En effet, avec l’euro fort et l’impossibilité de le dévaluer, les produits de la zone euro ne peuvent devenir compétitifs que si on diminue leurs prix, ce qui oblige à diminuer les coûts de production, et donc à bloquer les salaires sinon les diminuer.

En revanche, selon Marine Le Pen et ses « experts économiques », avec la dévaluation, on obtient le maintien, sinon l’augmentation des salaires, et la diminution du chômage. On se demande bien pourquoi, avant Marine Le Pen, personne n’y avait pensé. C’est tout simplement parce que la réalité est légèrement différente.

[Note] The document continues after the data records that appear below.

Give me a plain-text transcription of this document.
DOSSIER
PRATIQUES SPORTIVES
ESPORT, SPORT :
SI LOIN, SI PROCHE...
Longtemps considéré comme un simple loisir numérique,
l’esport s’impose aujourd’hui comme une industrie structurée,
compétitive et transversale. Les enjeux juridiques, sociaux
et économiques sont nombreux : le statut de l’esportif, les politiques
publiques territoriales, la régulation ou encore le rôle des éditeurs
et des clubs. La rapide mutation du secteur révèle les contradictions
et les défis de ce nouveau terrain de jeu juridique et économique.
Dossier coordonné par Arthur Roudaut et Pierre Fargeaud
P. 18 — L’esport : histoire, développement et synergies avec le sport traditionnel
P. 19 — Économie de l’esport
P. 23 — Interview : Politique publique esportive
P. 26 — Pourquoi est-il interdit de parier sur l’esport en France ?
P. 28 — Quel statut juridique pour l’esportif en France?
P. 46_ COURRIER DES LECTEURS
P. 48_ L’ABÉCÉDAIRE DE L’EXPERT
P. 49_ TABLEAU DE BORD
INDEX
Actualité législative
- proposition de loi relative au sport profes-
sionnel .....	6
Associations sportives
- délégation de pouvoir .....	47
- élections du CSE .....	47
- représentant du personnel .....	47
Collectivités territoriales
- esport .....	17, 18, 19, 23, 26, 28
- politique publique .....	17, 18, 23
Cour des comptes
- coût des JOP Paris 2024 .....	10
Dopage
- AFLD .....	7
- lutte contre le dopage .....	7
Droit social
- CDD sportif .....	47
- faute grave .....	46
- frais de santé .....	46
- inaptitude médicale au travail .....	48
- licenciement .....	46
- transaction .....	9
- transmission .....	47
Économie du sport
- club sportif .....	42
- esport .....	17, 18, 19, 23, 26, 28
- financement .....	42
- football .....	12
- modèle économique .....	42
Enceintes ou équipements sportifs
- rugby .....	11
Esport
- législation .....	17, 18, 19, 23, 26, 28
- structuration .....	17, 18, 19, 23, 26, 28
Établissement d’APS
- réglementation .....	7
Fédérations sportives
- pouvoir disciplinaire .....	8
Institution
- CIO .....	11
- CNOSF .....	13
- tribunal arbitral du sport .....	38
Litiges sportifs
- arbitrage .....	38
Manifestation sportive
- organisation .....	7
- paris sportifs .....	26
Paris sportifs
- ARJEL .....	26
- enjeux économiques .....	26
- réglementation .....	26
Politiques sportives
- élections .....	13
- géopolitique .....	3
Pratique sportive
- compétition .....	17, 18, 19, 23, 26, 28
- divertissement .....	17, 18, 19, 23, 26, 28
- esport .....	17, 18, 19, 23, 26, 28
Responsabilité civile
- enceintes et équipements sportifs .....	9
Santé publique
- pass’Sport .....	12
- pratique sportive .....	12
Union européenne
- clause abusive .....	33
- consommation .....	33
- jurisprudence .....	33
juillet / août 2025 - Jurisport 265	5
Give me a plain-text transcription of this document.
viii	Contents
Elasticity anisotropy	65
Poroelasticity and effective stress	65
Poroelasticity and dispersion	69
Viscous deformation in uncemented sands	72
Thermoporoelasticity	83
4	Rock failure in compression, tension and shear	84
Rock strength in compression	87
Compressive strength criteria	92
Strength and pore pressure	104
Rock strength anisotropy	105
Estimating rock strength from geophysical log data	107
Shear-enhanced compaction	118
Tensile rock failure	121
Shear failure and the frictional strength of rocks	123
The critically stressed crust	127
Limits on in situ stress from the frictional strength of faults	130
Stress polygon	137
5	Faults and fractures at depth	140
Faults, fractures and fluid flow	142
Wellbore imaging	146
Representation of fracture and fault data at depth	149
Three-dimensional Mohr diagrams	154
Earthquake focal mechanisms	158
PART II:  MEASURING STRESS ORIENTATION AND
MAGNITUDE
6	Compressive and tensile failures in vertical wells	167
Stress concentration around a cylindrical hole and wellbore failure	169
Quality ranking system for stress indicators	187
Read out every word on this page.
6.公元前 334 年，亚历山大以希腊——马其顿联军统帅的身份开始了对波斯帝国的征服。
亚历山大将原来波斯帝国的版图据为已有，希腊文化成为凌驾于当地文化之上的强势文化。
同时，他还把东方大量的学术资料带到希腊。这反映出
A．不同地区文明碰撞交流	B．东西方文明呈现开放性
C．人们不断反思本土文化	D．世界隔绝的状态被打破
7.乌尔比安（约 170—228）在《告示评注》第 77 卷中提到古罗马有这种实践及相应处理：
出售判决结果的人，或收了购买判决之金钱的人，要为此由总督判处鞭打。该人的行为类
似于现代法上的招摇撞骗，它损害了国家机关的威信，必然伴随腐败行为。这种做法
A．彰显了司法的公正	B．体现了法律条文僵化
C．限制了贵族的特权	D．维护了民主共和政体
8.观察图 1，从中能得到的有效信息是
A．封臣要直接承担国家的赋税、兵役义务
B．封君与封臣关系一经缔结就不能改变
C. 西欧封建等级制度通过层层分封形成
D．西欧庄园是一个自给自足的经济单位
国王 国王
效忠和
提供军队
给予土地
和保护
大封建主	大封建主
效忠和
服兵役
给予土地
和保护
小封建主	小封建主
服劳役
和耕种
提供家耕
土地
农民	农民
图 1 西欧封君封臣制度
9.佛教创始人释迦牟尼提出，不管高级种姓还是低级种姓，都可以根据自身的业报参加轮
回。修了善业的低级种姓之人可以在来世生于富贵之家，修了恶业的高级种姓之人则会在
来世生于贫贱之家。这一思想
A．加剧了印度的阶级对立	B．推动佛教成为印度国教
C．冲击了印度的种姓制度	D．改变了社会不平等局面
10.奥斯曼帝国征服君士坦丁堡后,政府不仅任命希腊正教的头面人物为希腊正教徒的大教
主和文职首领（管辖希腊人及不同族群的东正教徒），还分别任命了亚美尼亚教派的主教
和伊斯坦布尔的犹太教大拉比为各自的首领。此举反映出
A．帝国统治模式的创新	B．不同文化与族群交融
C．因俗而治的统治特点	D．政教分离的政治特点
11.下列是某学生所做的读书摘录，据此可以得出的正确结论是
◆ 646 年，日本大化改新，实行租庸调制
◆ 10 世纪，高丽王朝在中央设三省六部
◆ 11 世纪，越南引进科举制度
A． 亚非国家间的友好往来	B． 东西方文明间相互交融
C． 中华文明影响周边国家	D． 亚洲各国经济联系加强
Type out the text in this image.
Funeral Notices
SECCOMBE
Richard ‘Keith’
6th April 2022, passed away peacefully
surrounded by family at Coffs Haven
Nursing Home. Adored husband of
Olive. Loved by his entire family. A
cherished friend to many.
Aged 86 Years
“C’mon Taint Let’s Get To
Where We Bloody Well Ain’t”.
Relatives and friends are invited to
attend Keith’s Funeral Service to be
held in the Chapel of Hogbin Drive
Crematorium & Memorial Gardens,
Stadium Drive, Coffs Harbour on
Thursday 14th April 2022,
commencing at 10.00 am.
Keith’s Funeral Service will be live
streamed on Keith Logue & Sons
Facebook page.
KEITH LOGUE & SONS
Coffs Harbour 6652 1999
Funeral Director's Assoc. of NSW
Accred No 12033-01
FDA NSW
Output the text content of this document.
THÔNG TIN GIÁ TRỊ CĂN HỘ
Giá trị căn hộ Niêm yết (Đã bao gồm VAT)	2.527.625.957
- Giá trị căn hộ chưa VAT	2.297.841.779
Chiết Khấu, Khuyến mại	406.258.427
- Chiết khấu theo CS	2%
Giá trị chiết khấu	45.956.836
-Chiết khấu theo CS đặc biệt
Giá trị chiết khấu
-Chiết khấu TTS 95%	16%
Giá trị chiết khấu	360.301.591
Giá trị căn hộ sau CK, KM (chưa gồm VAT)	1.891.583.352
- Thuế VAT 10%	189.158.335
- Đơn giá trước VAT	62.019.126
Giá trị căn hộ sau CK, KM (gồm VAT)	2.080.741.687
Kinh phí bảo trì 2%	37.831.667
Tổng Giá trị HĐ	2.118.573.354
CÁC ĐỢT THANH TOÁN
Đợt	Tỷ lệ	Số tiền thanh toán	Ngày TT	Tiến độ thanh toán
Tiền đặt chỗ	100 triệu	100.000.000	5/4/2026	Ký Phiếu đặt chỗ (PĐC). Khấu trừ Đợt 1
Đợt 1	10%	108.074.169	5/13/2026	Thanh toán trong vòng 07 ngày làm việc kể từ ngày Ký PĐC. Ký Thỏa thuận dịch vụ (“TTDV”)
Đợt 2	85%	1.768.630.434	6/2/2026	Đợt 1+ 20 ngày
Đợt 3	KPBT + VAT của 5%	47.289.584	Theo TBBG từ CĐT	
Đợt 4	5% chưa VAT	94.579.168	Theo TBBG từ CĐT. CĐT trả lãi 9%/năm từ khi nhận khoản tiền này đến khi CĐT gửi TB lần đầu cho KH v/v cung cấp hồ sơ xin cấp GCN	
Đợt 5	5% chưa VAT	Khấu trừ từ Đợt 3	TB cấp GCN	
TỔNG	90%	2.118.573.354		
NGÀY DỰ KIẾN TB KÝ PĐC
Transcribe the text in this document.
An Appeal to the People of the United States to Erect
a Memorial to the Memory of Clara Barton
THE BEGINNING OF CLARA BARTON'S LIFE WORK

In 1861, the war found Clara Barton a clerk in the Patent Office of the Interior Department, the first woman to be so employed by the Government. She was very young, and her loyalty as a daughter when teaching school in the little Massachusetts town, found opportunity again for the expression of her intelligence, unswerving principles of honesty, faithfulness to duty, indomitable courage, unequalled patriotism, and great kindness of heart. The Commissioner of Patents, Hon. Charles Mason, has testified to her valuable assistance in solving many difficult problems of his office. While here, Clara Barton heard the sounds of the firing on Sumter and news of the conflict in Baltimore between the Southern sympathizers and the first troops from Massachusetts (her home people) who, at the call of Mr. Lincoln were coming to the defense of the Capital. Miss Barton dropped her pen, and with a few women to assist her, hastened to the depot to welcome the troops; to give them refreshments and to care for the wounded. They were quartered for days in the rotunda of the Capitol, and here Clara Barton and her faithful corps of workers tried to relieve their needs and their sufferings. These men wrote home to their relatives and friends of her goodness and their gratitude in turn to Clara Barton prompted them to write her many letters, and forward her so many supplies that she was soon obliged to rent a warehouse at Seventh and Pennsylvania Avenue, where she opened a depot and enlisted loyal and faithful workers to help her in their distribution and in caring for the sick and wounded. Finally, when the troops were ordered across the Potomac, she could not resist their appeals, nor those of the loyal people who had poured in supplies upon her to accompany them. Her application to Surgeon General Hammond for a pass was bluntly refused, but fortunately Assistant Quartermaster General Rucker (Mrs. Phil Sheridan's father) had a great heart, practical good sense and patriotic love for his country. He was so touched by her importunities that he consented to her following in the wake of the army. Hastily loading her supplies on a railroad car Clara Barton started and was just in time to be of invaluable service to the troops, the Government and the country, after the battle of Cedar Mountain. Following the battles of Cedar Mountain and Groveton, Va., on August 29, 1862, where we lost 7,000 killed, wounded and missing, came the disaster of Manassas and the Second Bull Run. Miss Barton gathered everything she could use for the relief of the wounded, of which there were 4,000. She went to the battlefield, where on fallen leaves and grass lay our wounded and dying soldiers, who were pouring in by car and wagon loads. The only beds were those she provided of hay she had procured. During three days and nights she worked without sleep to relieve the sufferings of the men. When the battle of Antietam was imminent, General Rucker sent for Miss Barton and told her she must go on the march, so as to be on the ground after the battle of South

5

LA DÉVALUATION COMPÉTITIVE CONDUIT A L’AUSTERITE SALARIALE ET DÉTRUIT DES EMPLOIS

Il est vrai que la dévaluation donne un avantage compétitif, mais cet avantage ne peut être maintenu que si la dévaluation s’accompagne d’une austérité salariale que Marine Le Pen prétend éviter. Pourquoi ? L’avantage compétitif d’origine monétaire peut être annulé si les prix des produits français augmentent. Reprenons l’exemple des agents économiques américains. Après la dévaluation, ils obtiennent 1,20 franc pour 1 dollar, ce qui les inciterait à acheter plus de produits français. Mais, si dans le même temps, les prix des produits français augmentent, avec 1,20 franc, ils obtiendraient la même quantité de produits qu’ils payaient 1 franc, et dans ces conditions, ils n’achèteront pas plus de produits français. Le cercle vertueux de la dévaluation disparaît. C’est pourquoi, pour avoir des effets compétitifs, la dévaluation doit s’accompagner d’une politique qui vise à empêcher l’augmentation des prix, ce qui signifie une politique qui empêche l’augmentation des coûts de production et des salaires ou qui les diminue. On appelle cela une politique d’austérité salariale, qui découle tout naturellement de la nature compétitive de la dévaluation.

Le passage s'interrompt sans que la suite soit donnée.